Por Arnaldo M. Fernández
Broward
13/02/2019

Del 13 de febrero al 2 de marzo de 1959 fueron juzgados 43 aviadores de la Fuerza Aérea del Ejército (FAE) batistiano en la Causa 127-59 del Tribunal Revolucionario [1] de Santiago de Cuba. Tras el fallo absolutorio, el fiscal Antonio Cejas interpuso recurso de revisión. El 5 de marzo principió nuevo a juicio ante tribunal superior, que terminaría con 2 absoluciones y penas de 30, 20 y 2 años de cárcel a 19, 10 y 12 acusados, respectivamente.

Nada tuvo de ilegal que estos aviadores arrostraran dos juicios por los mismos hechos. Dentro del orden jurídico entonces vigente [2], la Ley Procesal Penal de la República en Armas (1896) autorizaba al fiscal para interponer recurso de revisión y así dar pie a otro juicio (Artículo 100). Sólo que el tribunal de revisión [3] se desentendió de otra norma (Artículo 107): respetar los hechos que el tribunal de primera instancia [4] había declarado probados:

“Aviones de la dictadura piloteados por los acusados de este proceso, así como por otros que abandonaron el territorio nacional (…), ametrallaron en unas oportunidades y bombardearon en otras, o ambas a la vez, distintos puntos [como] Sagua de Tánamo, Ocujal de Mayarí, San Benito, Bayate, La Prueba, Maffo, San Luis, Calabaza, Mayarí Arriba, San Antonio del Sur y otros, causando 8 muertos, 16 heridos [y] daños” (…) Muchos de [estos puntos eran] objetivos militares [y] con las pruebas [presentadas en juicio] no ha podido justificarse [sin] la menor duda quiénes o quién de los acusados (..) produjeron las muertes, lesiones y daños”.

Fundamento jurídico del fallo absolutorio

Desde la primera sesión del primer juicio, el ambiente estaba caldeado.
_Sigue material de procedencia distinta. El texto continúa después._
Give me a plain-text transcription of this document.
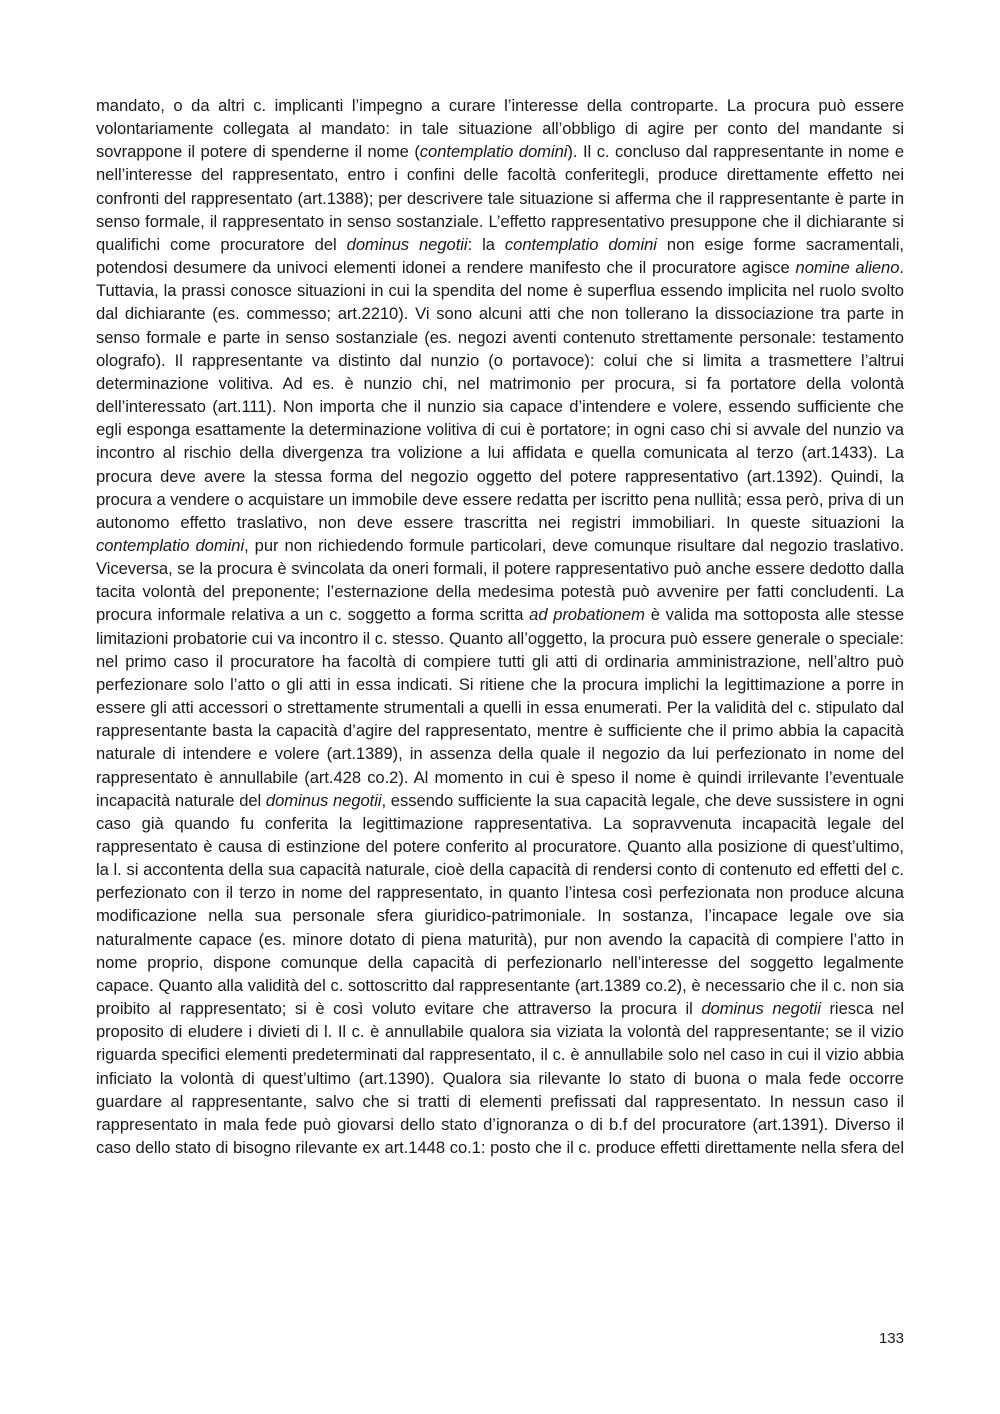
mandato, o da altri c. implicanti l’impegno a curare l’interesse della controparte. La procura può essere volontariamente collegata al mandato: in tale situazione all’obbligo di agire per conto del mandante si sovrappone il potere di spenderne il nome (contemplatio domini). Il c. concluso dal rappresentante in nome e nell’interesse del rappresentato, entro i confini delle facoltà conferitegli, produce direttamente effetto nei confronti del rappresentato (art.1388); per descrivere tale situazione si afferma che il rappresentante è parte in senso formale, il rappresentato in senso sostanziale. L’effetto rappresentativo presuppone che il dichiarante si qualifichi come procuratore del dominus negotii: la contemplatio domini non esige forme sacramentali, potendosi desumere da univoci elementi idonei a rendere manifesto che il procuratore agisce nomine alieno. Tuttavia, la prassi conosce situazioni in cui la spendita del nome è superflua essendo implicita nel ruolo svolto dal dichiarante (es. commesso; art.2210). Vi sono alcuni atti che non tollerano la dissociazione tra parte in senso formale e parte in senso sostanziale (es. negozi aventi contenuto strettamente personale: testamento olografo). Il rappresentante va distinto dal nunzio (o portavoce): colui che si limita a trasmettere l’altrui determinazione volitiva. Ad es. è nunzio chi, nel matrimonio per procura, si fa portatore della volontà dell’interessato (art.111). Non importa che il nunzio sia capace d’intendere e volere, essendo sufficiente che egli esponga esattamente la determinazione volitiva di cui è portatore; in ogni caso chi si avvale del nunzio va incontro al rischio della divergenza tra volizione a lui affidata e quella comunicata al terzo (art.1433). La procura deve avere la stessa forma del negozio oggetto del potere rappresentativo (art.1392). Quindi, la procura a vendere o acquistare un immobile deve essere redatta per iscritto pena nullità; essa però, priva di un autonomo effetto traslativo, non deve essere trascritta nei registri immobiliari. In queste situazioni la contemplatio domini, pur non richiedendo formule particolari, deve comunque risultare dal negozio traslativo. Viceversa, se la procura è svincolata da oneri formali, il potere rappresentativo può anche essere dedotto dalla tacita volontà del preponente; l’esternazione della medesima potestà può avvenire per fatti concludenti. La procura informale relativa a un c. soggetto a forma scritta ad probationem è valida ma sottoposta alle stesse limitazioni probatorie cui va incontro il c. stesso. Quanto all’oggetto, la procura può essere generale o speciale: nel primo caso il procuratore ha facoltà di compiere tutti gli atti di ordinaria amministrazione, nell’altro può perfezionare solo l’atto o gli atti in essa indicati. Si ritiene che la procura implichi la legittimazione a porre in essere gli atti accessori o strettamente strumentali a quelli in essa enumerati. Per la validità del c. stipulato dal rappresentante basta la capacità d’agire del rappresentato, mentre è sufficiente che il primo abbia la capacità naturale di intendere e volere (art.1389), in assenza della quale il negozio da lui perfezionato in nome del rappresentato è annullabile (art.428 co.2). Al momento in cui è speso il nome è quindi irrilevante l’eventuale incapacità naturale del dominus negotii, essendo sufficiente la sua capacità legale, che deve sussistere in ogni caso già quando fu conferita la legittimazione rappresentativa. La sopravvenuta incapacità legale del rappresentato è causa di estinzione del potere conferito al procuratore. Quanto alla posizione di quest’ultimo, la l. si accontenta della sua capacità naturale, cioè della capacità di rendersi conto di contenuto ed effetti del c. perfezionato con il terzo in nome del rappresentato, in quanto l’intesa così perfezionata non produce alcuna modificazione nella sua personale sfera giuridico-patrimoniale. In sostanza, l’incapace legale ove sia naturalmente capace (es. minore dotato di piena maturità), pur non avendo la capacità di compiere l’atto in nome proprio, dispone comunque della capacità di perfezionarlo nell’interesse del soggetto legalmente capace. Quanto alla validità del c. sottoscritto dal rappresentante (art.1389 co.2), è necessario che il c. non sia proibito al rappresentato; si è così voluto evitare che attraverso la procura il dominus negotii riesca nel proposito di eludere i divieti di l. Il c. è annullabile qualora sia viziata la volontà del rappresentante; se il vizio riguarda specifici elementi predeterminati dal rappresentato, il c. è annullabile solo nel caso in cui il vizio abbia inficiato la volontà di quest’ultimo (art.1390). Qualora sia rilevante lo stato di buona o mala fede occorre guardare al rappresentante, salvo che si tratti di elementi prefissati dal rappresentato. In nessun caso il rappresentato in mala fede può giovarsi dello stato d’ignoranza o di b.f del procuratore (art.1391). Diverso il caso dello stato di bisogno rilevante ex art.1448 co.1: posto che il c. produce effetti direttamente nella sfera del

133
La prensa local circuló el reportaje “Sagua [de Tánamo], la Lídice cubana” para fraguar analogía con el nazismo. No en balde el fiscal se bajó con que los aviadores habían perpetrado hasta genocidio. Los acusados se abstuvieron de declarar y la defensa [5] se encargó de vapulear los argumentos del fiscal y a sus testigos de cargo. El tribunal de primera instancia razonaría que:

    Los hechos “no constituyen los delitos de asesinato, homicidio, lesiones y daños [ni] de genocidio [ya] que los pilotos no tuvieron la intención de matar [ni otra] dolosa”
    Los jueces tienen que “absolver en los casos en que no se hubiera producido una prueba plena que llevase a su ánimo la certeza que exige la ley [y] en el presente caso no se ha producido (…) esa convicción o certeza necesaria para imponerle a los encartados no ya la pena capital, sino ninguna otra de privación de libertad”.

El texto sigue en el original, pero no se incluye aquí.